The classic approach to finding a beta is to do a peer analysis where peers with the same

systematic risk characteristics are used to estimate the beta. However, it is practically impossible to find beta values for a single project as no or very few listed companies only have one project in their pipeline portfolio. So to be able to find a beta value we must relax our assumptions a bit and look at companies which resemble the characteristics (the systematic risk) of our project but are not exact matches. This restriction on the benchmarking material leads to the use of biotech companies with no or only little sales as the peer group. Including pharmaceuticals in the peer group would be incorrect as the production and sales activities would lower the beta of the company compared to higher beta R&D activities just as the more mature state of a

pharmaceutical would imply a more debt-heavy capital structure.

To obtain an even more precise estimate of the beta we could choose to only look at biotech companies that research in the same therapeutic area as our project.

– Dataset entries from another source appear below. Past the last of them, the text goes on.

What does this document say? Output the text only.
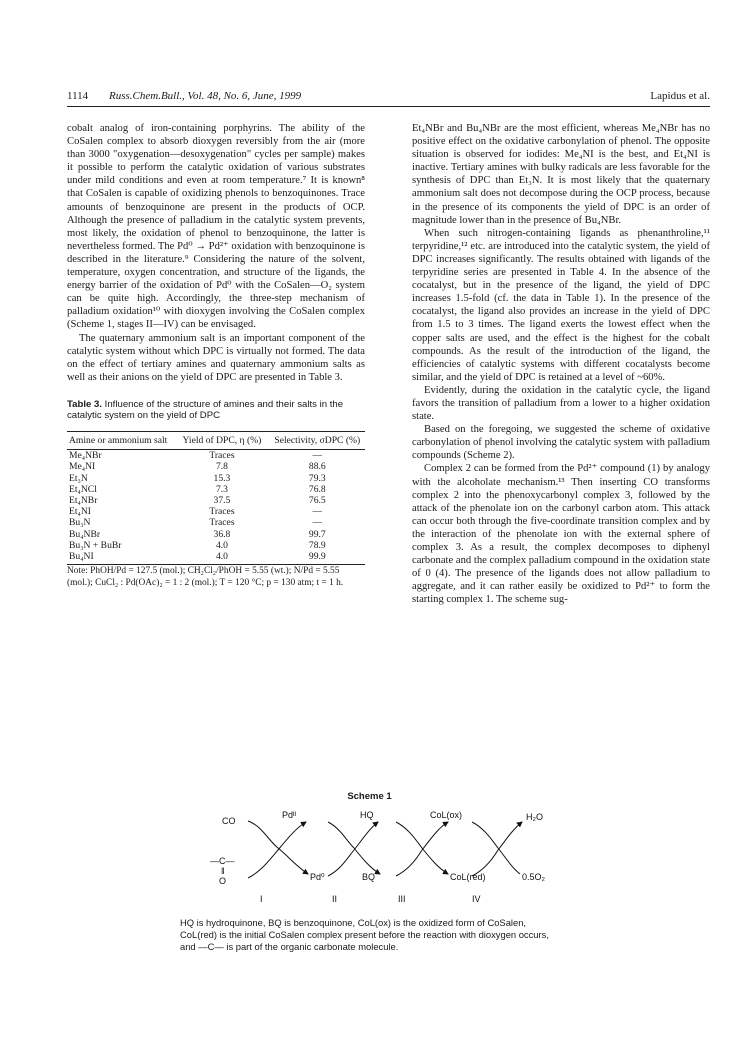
1114 Russ.Chem.Bull., Vol. 48, No. 6, June, 1999	Lapidus et al.

cobalt analog of iron-containing porphyrins. The ability of the CoSalen complex to absorb dioxygen reversibly from the air (more than 3000 "oxygenation—desoxygenation" cycles per sample) makes it possible to perform the catalytic oxidation of various substrates under mild conditions and even at room temperature.⁷ It is known⁸ that CoSalen is capable of oxidizing phenols to benzoquinones. Trace amounts of benzoquinone are present in the products of OCP. Although the presence of palladium in the catalytic system prevents, most likely, the oxidation of phenol to benzoquinone, the latter is nevertheless formed. The Pd⁰ → Pd²⁺ oxidation with benzoquinone is described in the literature.⁹ Considering the nature of the solvent, temperature, oxygen concentration, and structure of the ligands, the energy barrier of the oxidation of Pd⁰ with the CoSalen—O₂ system can be quite high. Accordingly, the three-step mechanism of palladium oxidation¹⁰ with dioxygen involving the CoSalen complex (Scheme 1, stages II—IV) can be envisaged.

The quaternary ammonium salt is an important component of the catalytic system without which DPC is virtually not formed. The data on the effect of tertiary amines and quaternary ammonium salts as well as their anions on the yield of DPC are presented in Table 3.

Table 3. Influence of the structure of amines and their salts in the catalytic system on the yield of DPC

Amine or ammonium salt	Yield of DPC, η (%)	Selectivity, σDPC (%)
Me₄NBr	Traces	—
Me₄NI	7.8	88.6
Et₃N	15.3	79.3
Et₄NCl	7.3	76.8
Et₄NBr	37.5	76.5
Et₄NI	Traces	—
Bu₃N	Traces	—
Bu₄NBr	36.8	99.7
Bu₃N + BuBr	4.0	78.9
Bu₄NI	4.0	99.9

Note: PhOH/Pd = 127.5 (mol.); CH₂Cl₂/PhOH = 5.55 (wt.); N/Pd = 5.55 (mol.); CuCl₂ : Pd(OAc)₂ = 1 : 2 (mol.); T = 120 °C; p = 130 atm; t = 1 h.

Et₄NBr and Bu₄NBr are the most efficient, whereas Me₄NBr has no positive effect on the oxidative carbonylation of phenol. The opposite situation is observed for iodides: Me₄NI is the best, and Et₄NI is inactive. Tertiary amines with bulky radicals are less favorable for the synthesis of DPC than Et₃N. It is most likely that the quaternary ammonium salt does not decompose during the OCP process, because in the presence of its components the yield of DPC is an order of magnitude lower than in the presence of Bu₄NBr.

When such nitrogen-containing ligands as phenanthroline,¹¹ terpyridine,¹² etc. are introduced into the catalytic system, the yield of DPC increases significantly. The results obtained with ligands of the terpyridine series are presented in Table 4. In the absence of the cocatalyst, but in the presence of the ligand, the yield of DPC increases 1.5-fold (cf. the data in Table 1). In the presence of the cocatalyst, the ligand also provides an increase in the yield of DPC from 1.5 to 3 times. The ligand exerts the lowest effect when the copper salts are used, and the effect is the highest for the cobalt compounds. As the result of the introduction of the ligand, the efficiencies of catalytic systems with different cocatalysts become similar, and the yield of DPC is retained at a level of ~60%.

Evidently, during the oxidation in the catalytic cycle, the ligand favors the transition of palladium from a lower to a higher oxidation state.

Based on the foregoing, we suggested the scheme of oxidative carbonylation of phenol involving the catalytic system with palladium compounds (Scheme 2).

Complex 2 can be formed from the Pd²⁺ compound (1) by analogy with the alcoholate mechanism.¹³ Then inserting CO transforms complex 2 into the phenoxycarbonyl complex 3, followed by the attack of the phenolate ion on the carbonyl carbon atom. This attack can occur both through the five-coordinate transition complex and by the interaction of the phenolate ion with the external sphere of complex 3. As a result, the complex decomposes to diphenyl carbonate and the complex palladium compound in the oxidation state of 0 (4). The presence of the ligands does not allow palladium to aggregate, and it can rather easily be oxidized to Pd²⁺ to form the starting complex 1. The scheme sug-

Scheme 1
CO
Pdᴵᴵ	HQ	CoL(ox)	H₂O
—C—
ǁ
O	Pd⁰	BQ	CoL(red)	0.5O₂
I	II	III	IV
HQ is hydroquinone, BQ is benzoquinone, CoL(ox) is the oxidized form of CoSalen, CoL(red) is the initial CoSalen complex present before the reaction with dioxygen occurs, and —C— is part of the organic carbonate molecule.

Also the use of an equity index benchmark including the relevant sales regions could enhance the exactness of our beta estimate. However as the main focus is on the valuation methods and not on the value of the project, we will conduct a simpler estimation process of the beta which will be discussed in section 6.1.2.

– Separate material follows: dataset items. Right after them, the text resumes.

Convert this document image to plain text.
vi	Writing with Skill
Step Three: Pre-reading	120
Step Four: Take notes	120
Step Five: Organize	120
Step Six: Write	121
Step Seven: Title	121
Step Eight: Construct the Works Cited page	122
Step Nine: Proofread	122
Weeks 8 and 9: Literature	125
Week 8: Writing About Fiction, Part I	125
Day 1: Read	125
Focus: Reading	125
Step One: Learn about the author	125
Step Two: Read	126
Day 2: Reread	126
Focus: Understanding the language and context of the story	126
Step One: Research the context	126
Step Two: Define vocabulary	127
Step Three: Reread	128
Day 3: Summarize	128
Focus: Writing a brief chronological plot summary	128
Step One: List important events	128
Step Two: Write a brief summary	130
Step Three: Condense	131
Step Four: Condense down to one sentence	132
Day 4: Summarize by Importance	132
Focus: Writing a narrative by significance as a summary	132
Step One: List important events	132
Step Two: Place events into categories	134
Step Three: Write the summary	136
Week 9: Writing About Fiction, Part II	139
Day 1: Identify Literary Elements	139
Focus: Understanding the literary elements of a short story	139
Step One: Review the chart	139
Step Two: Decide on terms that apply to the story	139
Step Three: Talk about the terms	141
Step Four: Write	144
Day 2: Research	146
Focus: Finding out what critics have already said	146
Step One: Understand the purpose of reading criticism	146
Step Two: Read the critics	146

From the discussion above it is clear that the WACC is not optimal for finding a discount rate as it will only be an approximation. But with hardly any alternatives we accept the error margin involved in using the company WACC for a single project. For internal decision makers in a biotech company the estimation of the cost of capital might be more accurate as they have access to more information than an external analyst.

The use of two different costs of capital is recommended by several authors dealing with the valuation of development projects. For instance this practice is applied by Datar and Mathews in their article A Practical Method for Valuing Real Options: The Boeing Approach (Datar &

Mathews, 2007). They argue strongly for the use of two costs of capital. The somewhat same argumentation is seen in the work of Collan, Fullér and Mezei (Collan, Fullér & Mezei (1), 2009) who also make use of two different costs of capital.